Individual therapeutic plan
Individual therapeutic plans should be developed and implemented collaboratively by the care team. The residential care service manager, in consultation with the residential care service’s psychologist/therapeutic specialist, is responsible for the development, implementation and review of individual therapeutic plans for all children in their care.
An individual therapeutic plan must identify the child’s specific behavioural and emotional needs and forms the framework from which all residential care staff will engage with the child to address those needs.
Planning must be informed by and linked to the residential care plan, be reviewed regularly by the residential care team and amended accordingly. Progress must be reported to the district through the residential care plan review process.

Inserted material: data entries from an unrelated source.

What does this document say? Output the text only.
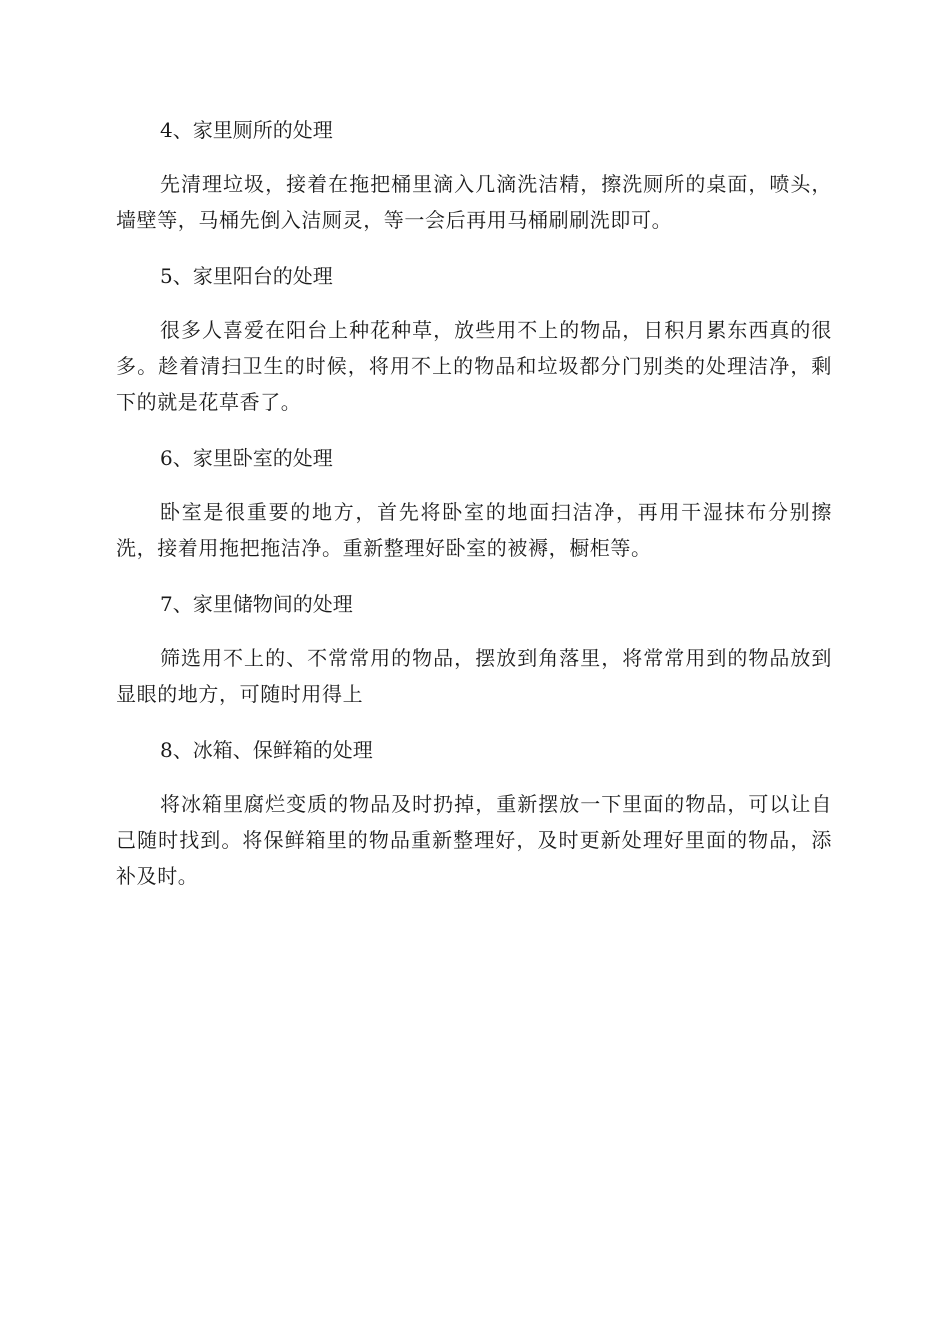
4、家里厕所的处理
先清理垃圾，接着在拖把桶里滴入几滴洗洁精，擦洗厕所的桌面，喷头，墙壁等，马桶先倒入洁厕灵，等一会后再用马桶刷刷洗即可。
5、家里阳台的处理
很多人喜爱在阳台上种花种草，放些用不上的物品，日积月累东西真的很多。趁着清扫卫生的时候，将用不上的物品和垃圾都分门别类的处理洁净，剩下的就是花草香了。
6、家里卧室的处理
卧室是很重要的地方，首先将卧室的地面扫洁净，再用干湿抹布分别擦洗，接着用拖把拖洁净。重新整理好卧室的被褥，橱柜等。
7、家里储物间的处理
筛选用不上的、不常常用的物品，摆放到角落里，将常常用到的物品放到显眼的地方，可随时用得上
8、冰箱、保鲜箱的处理
将冰箱里腐烂变质的物品及时扔掉，重新摆放一下里面的物品，可以让自己随时找到。将保鲜箱里的物品重新整理好，及时更新处理好里面的物品，添补及时。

Transition to exit is an integral part of the care planning process. An exit planning meeting must be conducted prior to the child/young person exiting the program so that processes are in place for a smooth transition to the next placement.
Initial planning for transition to a more permanent placement commences on admission and remains part of the ongoing assessment, planning and review process. All relevant stakeholders should be involved in the planning, however, the child protection worker is responsible for the transition of the child to their future placement. Decisions regarding placement change are care planning decisions and must be made in accordance with s.89 of the Act.